Con le precisazioni di Vincenzina Scalzo che segue per conto della Regione Calabria il controllo biologico dell’attacco del cinipide del castagno, è stato posto all’attenzione dei partecipanti il valore della rete di gemellaggio tra i custodi dei castagneti dell’Appennino d’Italia, e illustrate una serie di informazioni sullo stato dei castagneti che si sono potuti ammirare in tutta la loro maestosa bellezza.
La passeggiata è stata guidata da Angelo Aiello referente della comunità di Terra Madre.
La faggeta ha accolto o partecipanti con il suo paesaggio mozzafiato e con la magia del masso roccioso della pietra dei Margari che è stata abbracciata per prendere energia.
Grande soddisfazione per il risultato raggiunto quest’anno nella raccolta delle castagne, primo timido miglioramento dopo questi anni segnati dalla devastazione a causa del cinipide. “Ama la terra” la frase assunta a simbolo di questo Terra Madre Day del 2016, in questo territorio non è uno slogan ma stile di vita ed un modo di prendersi cura della terra nelle azioni quotidiane e nel mantenimento delle lavorazioni tradizionali.

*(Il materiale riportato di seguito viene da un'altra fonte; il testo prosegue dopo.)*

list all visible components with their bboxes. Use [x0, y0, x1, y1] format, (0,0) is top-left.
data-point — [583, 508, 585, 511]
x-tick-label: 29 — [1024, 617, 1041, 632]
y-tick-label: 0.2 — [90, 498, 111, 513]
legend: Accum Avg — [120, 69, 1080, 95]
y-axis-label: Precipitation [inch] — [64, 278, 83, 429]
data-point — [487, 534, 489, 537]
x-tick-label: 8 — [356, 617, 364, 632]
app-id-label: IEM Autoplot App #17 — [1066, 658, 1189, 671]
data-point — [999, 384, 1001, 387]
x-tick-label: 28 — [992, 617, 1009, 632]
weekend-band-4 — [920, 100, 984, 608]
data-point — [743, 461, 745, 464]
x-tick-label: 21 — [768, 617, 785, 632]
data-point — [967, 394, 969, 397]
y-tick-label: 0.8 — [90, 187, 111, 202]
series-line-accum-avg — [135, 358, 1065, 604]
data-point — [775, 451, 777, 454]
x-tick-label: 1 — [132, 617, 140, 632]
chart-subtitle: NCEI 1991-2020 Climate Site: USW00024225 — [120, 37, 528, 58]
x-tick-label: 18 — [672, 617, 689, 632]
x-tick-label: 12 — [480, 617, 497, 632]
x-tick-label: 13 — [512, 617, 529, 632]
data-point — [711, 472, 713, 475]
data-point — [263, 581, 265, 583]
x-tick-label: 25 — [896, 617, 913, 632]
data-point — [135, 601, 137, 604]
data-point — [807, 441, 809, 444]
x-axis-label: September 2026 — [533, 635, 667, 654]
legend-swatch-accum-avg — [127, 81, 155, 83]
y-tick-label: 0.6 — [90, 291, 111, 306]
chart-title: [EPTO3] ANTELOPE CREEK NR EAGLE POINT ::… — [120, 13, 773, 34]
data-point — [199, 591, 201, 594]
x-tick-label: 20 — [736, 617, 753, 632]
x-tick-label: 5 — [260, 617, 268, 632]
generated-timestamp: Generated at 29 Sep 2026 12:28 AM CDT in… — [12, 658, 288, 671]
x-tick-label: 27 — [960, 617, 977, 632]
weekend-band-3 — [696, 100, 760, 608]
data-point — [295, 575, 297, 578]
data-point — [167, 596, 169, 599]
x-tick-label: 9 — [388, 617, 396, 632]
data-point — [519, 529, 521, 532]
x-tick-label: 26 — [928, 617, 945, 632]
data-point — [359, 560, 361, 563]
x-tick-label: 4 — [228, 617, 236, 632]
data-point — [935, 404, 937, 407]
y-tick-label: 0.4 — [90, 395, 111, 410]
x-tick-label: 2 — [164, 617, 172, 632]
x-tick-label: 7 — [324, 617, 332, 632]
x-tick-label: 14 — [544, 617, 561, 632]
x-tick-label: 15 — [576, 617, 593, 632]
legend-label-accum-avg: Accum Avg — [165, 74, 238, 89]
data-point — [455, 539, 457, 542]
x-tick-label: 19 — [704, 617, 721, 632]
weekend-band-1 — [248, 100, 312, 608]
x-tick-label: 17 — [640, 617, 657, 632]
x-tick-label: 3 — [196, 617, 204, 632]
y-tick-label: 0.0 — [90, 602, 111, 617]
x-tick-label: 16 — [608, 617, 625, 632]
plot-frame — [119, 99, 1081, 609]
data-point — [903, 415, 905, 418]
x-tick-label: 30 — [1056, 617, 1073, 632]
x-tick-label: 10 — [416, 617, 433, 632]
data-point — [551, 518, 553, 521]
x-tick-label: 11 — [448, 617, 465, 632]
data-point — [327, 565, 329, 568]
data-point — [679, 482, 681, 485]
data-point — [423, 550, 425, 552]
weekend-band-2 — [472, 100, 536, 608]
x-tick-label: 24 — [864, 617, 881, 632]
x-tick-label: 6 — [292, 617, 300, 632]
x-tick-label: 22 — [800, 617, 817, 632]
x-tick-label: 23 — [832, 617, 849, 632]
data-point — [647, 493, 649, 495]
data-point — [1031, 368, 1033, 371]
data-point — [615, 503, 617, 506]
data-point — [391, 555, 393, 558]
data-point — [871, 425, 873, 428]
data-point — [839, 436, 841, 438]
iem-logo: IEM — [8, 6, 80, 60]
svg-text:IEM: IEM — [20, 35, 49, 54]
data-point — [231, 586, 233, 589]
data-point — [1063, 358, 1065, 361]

Interessante la riproposizione del tradizionale baccalà de “u zucculiare”, tipico piatto che veniva consumato nel giorno della lavorazione delle pastille, chiamato così per l’uso antico degli zoccoli per la sbucciatura delle castagne. Al primo piano dell’agriturismo in una saletta era stata allestita la mostra dei disegni degli alunni delle scuole di Serrastretta, realizzata con la collaborazione di Adriano Lucia e curata daĺl’associazione T. Mazzei di Angoli. Il pranzo si è concluso con un momento culturale di grande spessore ed emozione programmato dall’associazione Dalidà.
Ed al Museo Dalidà con l’incontro con il sindaco di Serrastretta, Felice Molinaro, con il presidente Franco Fazio ed i soci dell’associazione Dalidà si è conclusa la giornata di Terra Madre Day con le note di “Ciao amore Ciao” cantata da Carol Lauro.